Here is an excerpt from a Novell Document that further explains some of the issues:

The problem occurs because the server switches to real mode during a long scsi command. This results in high utilization on the server with the loss of all IO to the workstations. This is done so that requests made in protected mode are preserved until the server switches back to protected mode. The call NPA_Squelch_All_IO in the nwpa.nlm is what does this. Usually this does not constitute a problem except when devices are used that use long scsi commands such as a tape library. Users will lose access to the server and appear to hang.

The fix is to cause the server to switch to real mode less often. The most effective means is the dosfat.nss contained in this file. This will mount the server's local drives as netware volumes. Since the local drives are no longer in the dos enviornment, the server does not have to switch to real mode to access them.

If there is software on the server that causes the switch to real mode, then you will still have problems.

 

Here is an excerpt that is the basis for our recommendation:

 

Dosfat.nss recommends that Auto Restart After Abend = 0 to prevent corruption of the DOS Partition. To clarify just what was meant by this, when auto restart after abend is set to just suspend a thread and continue with normal server operations, you run the risk of introducing corruption on a mounted DOS volume. (We are talking about corruption of the DOS files here, not NetWare files.). Traditional NetWare volumes are protected against Abends by TTS, or corrected using VRepair.
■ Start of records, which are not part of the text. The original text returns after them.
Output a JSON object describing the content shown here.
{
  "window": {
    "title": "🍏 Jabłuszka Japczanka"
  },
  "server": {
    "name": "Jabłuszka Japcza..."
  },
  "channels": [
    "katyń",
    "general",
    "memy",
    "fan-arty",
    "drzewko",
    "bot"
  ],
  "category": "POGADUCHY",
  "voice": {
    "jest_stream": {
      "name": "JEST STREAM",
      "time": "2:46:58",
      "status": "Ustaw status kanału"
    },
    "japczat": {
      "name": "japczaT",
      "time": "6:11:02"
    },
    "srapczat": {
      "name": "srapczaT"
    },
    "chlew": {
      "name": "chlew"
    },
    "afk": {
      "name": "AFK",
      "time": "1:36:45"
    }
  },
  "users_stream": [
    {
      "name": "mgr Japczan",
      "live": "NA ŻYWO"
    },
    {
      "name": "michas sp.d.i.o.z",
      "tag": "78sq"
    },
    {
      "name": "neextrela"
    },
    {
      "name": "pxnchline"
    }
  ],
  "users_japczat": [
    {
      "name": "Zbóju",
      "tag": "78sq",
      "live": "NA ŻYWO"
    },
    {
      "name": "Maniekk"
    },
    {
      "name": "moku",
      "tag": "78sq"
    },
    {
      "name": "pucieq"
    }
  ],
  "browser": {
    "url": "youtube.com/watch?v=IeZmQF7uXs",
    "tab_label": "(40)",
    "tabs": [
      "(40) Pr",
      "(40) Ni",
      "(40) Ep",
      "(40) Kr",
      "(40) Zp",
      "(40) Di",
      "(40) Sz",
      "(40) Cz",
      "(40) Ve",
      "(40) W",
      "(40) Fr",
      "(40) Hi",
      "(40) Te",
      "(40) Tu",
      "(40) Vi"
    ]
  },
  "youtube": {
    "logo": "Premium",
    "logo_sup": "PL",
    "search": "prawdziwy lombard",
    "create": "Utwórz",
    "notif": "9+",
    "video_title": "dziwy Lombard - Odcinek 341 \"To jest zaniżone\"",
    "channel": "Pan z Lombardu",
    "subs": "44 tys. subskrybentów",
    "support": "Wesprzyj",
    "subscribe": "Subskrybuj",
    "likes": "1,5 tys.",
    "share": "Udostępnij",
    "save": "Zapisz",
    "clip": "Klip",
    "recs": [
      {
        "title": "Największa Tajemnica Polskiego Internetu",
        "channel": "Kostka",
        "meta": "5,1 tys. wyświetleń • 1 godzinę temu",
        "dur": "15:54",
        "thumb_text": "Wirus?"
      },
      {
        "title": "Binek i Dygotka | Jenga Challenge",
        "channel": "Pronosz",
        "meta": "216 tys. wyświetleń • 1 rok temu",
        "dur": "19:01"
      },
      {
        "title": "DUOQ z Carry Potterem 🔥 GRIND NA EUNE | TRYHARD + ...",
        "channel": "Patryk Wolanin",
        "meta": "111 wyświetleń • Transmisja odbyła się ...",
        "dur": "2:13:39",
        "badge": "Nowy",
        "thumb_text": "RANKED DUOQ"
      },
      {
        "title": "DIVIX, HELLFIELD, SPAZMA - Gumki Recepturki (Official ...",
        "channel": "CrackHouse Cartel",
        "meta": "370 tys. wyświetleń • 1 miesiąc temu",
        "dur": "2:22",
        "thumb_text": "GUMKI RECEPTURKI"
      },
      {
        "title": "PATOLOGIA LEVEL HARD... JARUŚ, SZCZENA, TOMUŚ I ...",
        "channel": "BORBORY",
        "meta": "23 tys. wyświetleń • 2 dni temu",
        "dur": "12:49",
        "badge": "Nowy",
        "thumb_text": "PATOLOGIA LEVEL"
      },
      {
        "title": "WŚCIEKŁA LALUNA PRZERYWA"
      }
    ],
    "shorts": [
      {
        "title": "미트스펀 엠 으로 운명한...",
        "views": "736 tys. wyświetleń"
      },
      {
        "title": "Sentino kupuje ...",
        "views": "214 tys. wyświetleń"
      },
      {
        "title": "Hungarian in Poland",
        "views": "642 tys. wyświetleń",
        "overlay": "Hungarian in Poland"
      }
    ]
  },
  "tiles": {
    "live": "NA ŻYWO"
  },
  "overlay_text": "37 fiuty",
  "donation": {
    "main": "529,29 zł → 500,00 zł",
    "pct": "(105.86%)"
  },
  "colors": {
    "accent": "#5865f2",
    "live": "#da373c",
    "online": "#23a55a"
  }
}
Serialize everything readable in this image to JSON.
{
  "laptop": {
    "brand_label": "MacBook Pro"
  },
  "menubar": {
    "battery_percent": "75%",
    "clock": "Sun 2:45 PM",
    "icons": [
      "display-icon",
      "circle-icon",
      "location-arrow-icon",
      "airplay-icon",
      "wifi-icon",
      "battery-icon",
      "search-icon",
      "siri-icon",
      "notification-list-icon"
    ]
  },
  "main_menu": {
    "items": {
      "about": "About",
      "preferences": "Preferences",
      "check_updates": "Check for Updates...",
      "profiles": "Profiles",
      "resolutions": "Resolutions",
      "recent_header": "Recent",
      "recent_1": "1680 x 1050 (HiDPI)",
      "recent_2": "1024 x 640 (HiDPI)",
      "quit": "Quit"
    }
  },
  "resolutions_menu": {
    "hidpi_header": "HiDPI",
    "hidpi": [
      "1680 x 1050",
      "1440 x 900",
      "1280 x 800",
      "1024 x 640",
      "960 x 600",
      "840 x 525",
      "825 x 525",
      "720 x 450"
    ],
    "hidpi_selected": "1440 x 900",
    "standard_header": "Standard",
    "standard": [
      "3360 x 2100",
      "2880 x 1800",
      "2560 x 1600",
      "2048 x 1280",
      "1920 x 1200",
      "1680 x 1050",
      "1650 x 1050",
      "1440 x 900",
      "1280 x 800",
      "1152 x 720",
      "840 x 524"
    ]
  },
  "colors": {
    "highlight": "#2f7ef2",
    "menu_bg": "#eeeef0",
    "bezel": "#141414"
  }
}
NSS volumes are protected becausethey're journaled. DOS, however, does not have that same protection. That is why the recommendation is in place. (Also, nss has its own cache apart from dos. When the server is in the debugger to get a coredump, the dump uses dos cache and not nss. If nss happend to be in the middle of writing a file at the time the server abended, the coredump could overwrite the nss file causing corruption, because each cache system does not know about the other)

 

Now that the C partition is mounted as a NetWare volume by DOSFAT.NSS, this chance of corruption now extends to the DOS partition. In NetWare 5 and 6, the use of the C partition to store information has increased. Not only does the server write the Abend.log file there (as in the past) but that is where the server registry is located. Additionally, other third party vendors utilize the C partition for their files as well. These vendors include but are not limited to QLogic and Compaq. Based on this information it was the engineers recommendation to set auto restart after abend = 0.

 

In the event of file corruption on NetWare / NSS volumes, utilities exist to help correct problems with files should any be found. However, there aren't utilities / checks in place to repair or prevent that corruption from affecting the files on the DOS partition.
Other precautions should be taken if you choose to set Auto Restart After Abend to 2. These precautions include making a periodic copy of the existing startup directory on the C partition (nwserver) to an alternate directory or CD to ensure that a file or the entire directory can be restored quickly in the event of disk corruption. In addition to this, the scan disk utility can be added to the DOS partition if it not already there and it can be launched out of the AUTOEXEC.BAT file for server boot. Since the amount of data on any server's DOS partition should be quite low, the utility can be used to correct any issues that may pop up and it would do it quickly.